First of all I’m super grateful I found a kind group of people working on a project that’s about a commons (assets stored in public libraries), doesn’t make people or institutions dependent on a new service by locking up their data (but serves their existing data from their servers in a new way, keeping an open copy of the data produced along the way) and builds open source software on public standards (IIIF Manifests and Annotations).

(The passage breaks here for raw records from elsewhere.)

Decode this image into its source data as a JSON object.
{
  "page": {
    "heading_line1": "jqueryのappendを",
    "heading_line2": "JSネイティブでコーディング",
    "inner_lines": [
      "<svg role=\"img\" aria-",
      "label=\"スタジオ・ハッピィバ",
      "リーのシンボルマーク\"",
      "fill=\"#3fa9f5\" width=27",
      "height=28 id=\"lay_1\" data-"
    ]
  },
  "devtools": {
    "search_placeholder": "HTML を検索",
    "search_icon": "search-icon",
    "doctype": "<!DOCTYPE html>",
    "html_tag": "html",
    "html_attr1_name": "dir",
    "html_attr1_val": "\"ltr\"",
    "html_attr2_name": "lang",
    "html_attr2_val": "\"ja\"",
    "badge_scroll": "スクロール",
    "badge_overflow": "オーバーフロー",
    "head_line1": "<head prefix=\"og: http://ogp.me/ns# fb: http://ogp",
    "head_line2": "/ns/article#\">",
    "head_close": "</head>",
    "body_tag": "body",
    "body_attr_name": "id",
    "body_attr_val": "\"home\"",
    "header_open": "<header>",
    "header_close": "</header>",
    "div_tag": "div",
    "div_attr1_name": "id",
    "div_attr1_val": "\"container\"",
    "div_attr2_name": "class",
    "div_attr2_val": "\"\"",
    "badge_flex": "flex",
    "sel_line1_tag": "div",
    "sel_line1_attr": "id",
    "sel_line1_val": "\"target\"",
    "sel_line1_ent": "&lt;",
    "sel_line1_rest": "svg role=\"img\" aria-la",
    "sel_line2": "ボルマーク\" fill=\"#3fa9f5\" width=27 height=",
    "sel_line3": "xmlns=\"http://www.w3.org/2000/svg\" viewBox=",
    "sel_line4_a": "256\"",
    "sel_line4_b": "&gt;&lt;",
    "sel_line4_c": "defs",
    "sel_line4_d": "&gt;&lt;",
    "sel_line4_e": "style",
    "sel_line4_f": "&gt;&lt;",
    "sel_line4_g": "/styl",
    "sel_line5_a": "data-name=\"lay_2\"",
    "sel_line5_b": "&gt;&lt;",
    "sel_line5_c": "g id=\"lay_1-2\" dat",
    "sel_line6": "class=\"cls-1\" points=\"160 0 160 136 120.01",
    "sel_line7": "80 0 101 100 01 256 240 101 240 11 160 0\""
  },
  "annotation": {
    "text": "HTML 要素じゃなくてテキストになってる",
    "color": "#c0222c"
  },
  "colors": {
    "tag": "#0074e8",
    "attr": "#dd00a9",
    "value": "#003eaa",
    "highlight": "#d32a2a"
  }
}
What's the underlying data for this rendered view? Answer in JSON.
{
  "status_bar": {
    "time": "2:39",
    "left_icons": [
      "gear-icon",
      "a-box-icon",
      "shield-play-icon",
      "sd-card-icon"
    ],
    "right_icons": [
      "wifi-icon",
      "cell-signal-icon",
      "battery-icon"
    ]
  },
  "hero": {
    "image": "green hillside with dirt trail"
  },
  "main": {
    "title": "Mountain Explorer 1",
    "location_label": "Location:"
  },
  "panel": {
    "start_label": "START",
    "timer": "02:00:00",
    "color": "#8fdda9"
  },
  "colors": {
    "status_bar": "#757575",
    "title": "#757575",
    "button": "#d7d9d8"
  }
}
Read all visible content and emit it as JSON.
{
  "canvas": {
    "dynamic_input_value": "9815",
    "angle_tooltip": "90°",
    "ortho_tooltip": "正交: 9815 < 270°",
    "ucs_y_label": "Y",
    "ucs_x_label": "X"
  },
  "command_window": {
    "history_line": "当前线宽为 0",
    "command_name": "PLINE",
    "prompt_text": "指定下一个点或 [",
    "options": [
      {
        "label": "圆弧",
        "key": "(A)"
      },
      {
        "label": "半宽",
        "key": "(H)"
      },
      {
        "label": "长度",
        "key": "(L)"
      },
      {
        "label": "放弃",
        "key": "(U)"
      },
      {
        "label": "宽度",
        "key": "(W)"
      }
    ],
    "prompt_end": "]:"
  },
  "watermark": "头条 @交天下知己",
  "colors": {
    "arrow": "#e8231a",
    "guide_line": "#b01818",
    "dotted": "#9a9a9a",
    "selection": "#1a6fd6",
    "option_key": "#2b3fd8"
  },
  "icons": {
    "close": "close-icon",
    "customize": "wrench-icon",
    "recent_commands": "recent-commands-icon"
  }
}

There’s also some open questions I have. One is when to use the newest coolest library, and when to stick with the old(er), maybe more boring approaches. WebGL, for example, is a central part of this project and it’s a good thing this project uses it. But now WebGPU is the new kid around the block, so should we swich all our code to it? And then there’s this new component framework and that new database service provider etc. When a project has been built in a modular way then switching costs should be relatively low, but there’s also the mental energy required to switch and the technical backlog that needs to be ported too. The feeling can quickly arise that we might be doing it just because it’s the new popular thing. But also, it often means we restrict what we build to newer browsers, which in turn stimulates the ‘you should really update your computer every x years’ consumer narrative – one I don’t support. Interestingly, the core of the georeferencing transformations code are a bunch of simple mathematical functions and some matrix inversions, algorithms which have existed (and have been able to run on pc’s) for decades now and there’s no reason they should become unusable in a couple of years because some other library is not supported anymore on your device.

Future

When I was working on the Ferraris map I wrote some code to study distortions in old maps. It was written in Matlab/Octave – the language I was most comfortable with at the time and an approach that seemed to make sense working with (large) files and images on my laptop. With a webtool like Allmaps my hope is to bring that code over one day and make it more accessible for researchers everywhere!

We have many other ideas in mind to make historical maps easy to discover and play around with. Some will require a lot of effort to build and probably some financial sponsorship, others could be cooked up quickly once this or that thing is in place. We hope to keep building in the same open spirit, closer to our goal for a set of standards and tools that make all maps easily accessible.